As the U.S. and South Korea carried out computer-simulated joint military exercises, Kim Yo Jong, the sister of North Korea’s leader, warned Washington on March 16 against “causing a stink.”
Days later, North Korea launched a pair of short-range cruise missiles into the Yellow Sea. Senior Biden administration officials at the time said the cruise missile tests represented the low end of the scale in terms of what the regime could do to raise tensions.
Then last week, North Korea fired two short-range ballistic missiles in violation of U.N. resolutions. The North Korean leader’s sister on Friday called South Korean President Moon “a parrot raised by America.”
At his first press conference last week, Biden said that the U.S. would consult with its allies and respond if the regime chose “to escalate.”
White House press secretary Jen Psaki said Monday that Biden had no plans to meet with Kim.

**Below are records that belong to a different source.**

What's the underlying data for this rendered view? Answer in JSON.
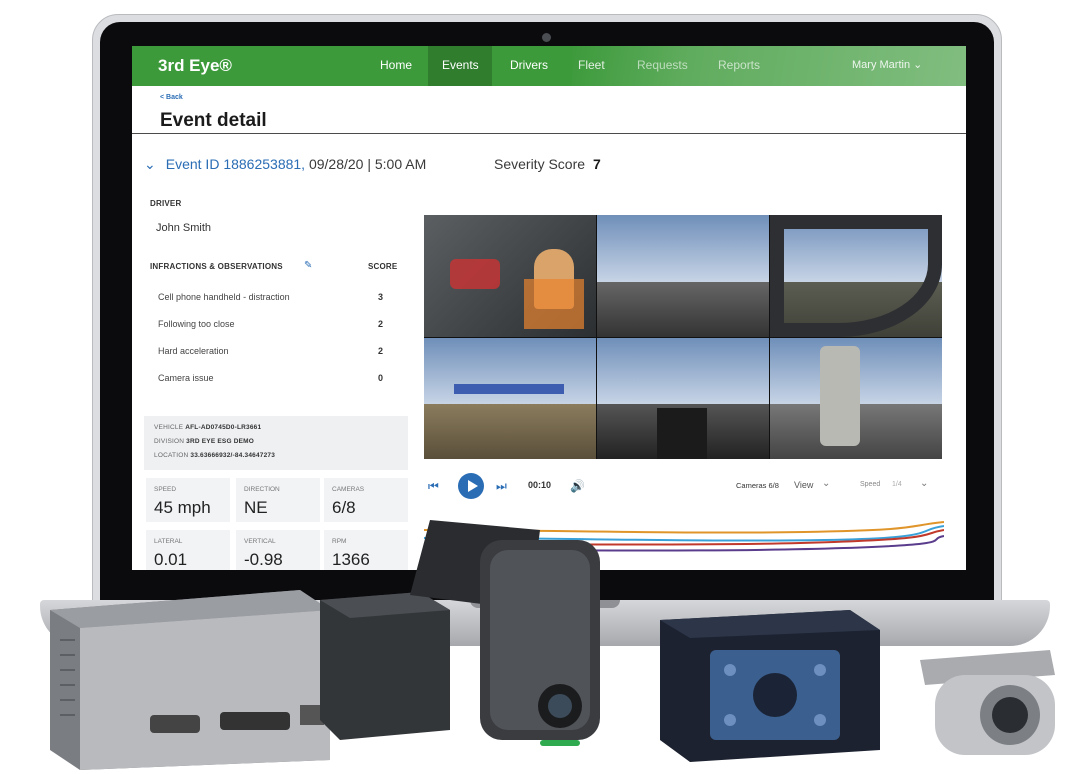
{
  "app": {
    "logo": "3rd Eye®",
    "nav": [
      "Home",
      "Events",
      "Drivers",
      "Fleet",
      "Requests",
      "Reports"
    ],
    "active_nav": "Events",
    "user": "Mary Martin ⌄"
  },
  "page": {
    "back": "< Back",
    "title": "Event detail",
    "event_id_label": "Event ID 1886253881,",
    "event_when": "09/28/20 | 5:00 AM",
    "severity_label": "Severity Score",
    "severity_value": "7"
  },
  "driver": {
    "label": "DRIVER",
    "name": "John Smith"
  },
  "infractions": {
    "label": "INFRACTIONS & OBSERVATIONS",
    "score_label": "SCORE",
    "rows": [
      {
        "name": "Cell phone handheld - distraction",
        "score": "3"
      },
      {
        "name": "Following too close",
        "score": "2"
      },
      {
        "name": "Hard acceleration",
        "score": "2"
      },
      {
        "name": "Camera issue",
        "score": "0"
      }
    ]
  },
  "vehicle": {
    "vehicle_label": "VEHICLE",
    "vehicle_value": "AFL-AD0745D0-LR3661",
    "division_label": "DIVISION",
    "division_value": "3RD EYE ESG DEMO",
    "location_label": "LOCATION",
    "location_value": "33.63666932/-84.34647273"
  },
  "stats": [
    {
      "label": "SPEED",
      "value": "45 mph"
    },
    {
      "label": "DIRECTION",
      "value": "NE"
    },
    {
      "label": "CAMERAS",
      "value": "6/8"
    },
    {
      "label": "LATERAL",
      "value": "0.01"
    },
    {
      "label": "VERTICAL",
      "value": "-0.98"
    },
    {
      "label": "RPM",
      "value": "1366"
    }
  ],
  "player": {
    "time": "00:10",
    "cameras": "Cameras 6/8",
    "view": "View",
    "speed_label": "Speed",
    "speed_value": "1/4"
  },
  "colors": {
    "nav_green": "#3d9a3b",
    "accent_blue": "#2a6db5",
    "graph_lines": [
      "#e0952a",
      "#3aa0d8",
      "#c0392b",
      "#5a3c8c"
    ]
  }
}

“I think his approach would be quite different, and that is not his intention,” Psaki said.
Rear Adm. Michael Studeman, director of intelligence for U.S. Indo-Pacific command, said earlier this month that recent North Korean nuclear activity could be designed to gain leverage with the U.S. to try to secure relief from punishing sanctions.
“We have our eye on this. And it is deeply concerning where North Korea wants to go,” Studeman said at a virtual event. If North Korea has started reprocessing, “then that could put us into a different level of tension with Korea going into 2021,” he said.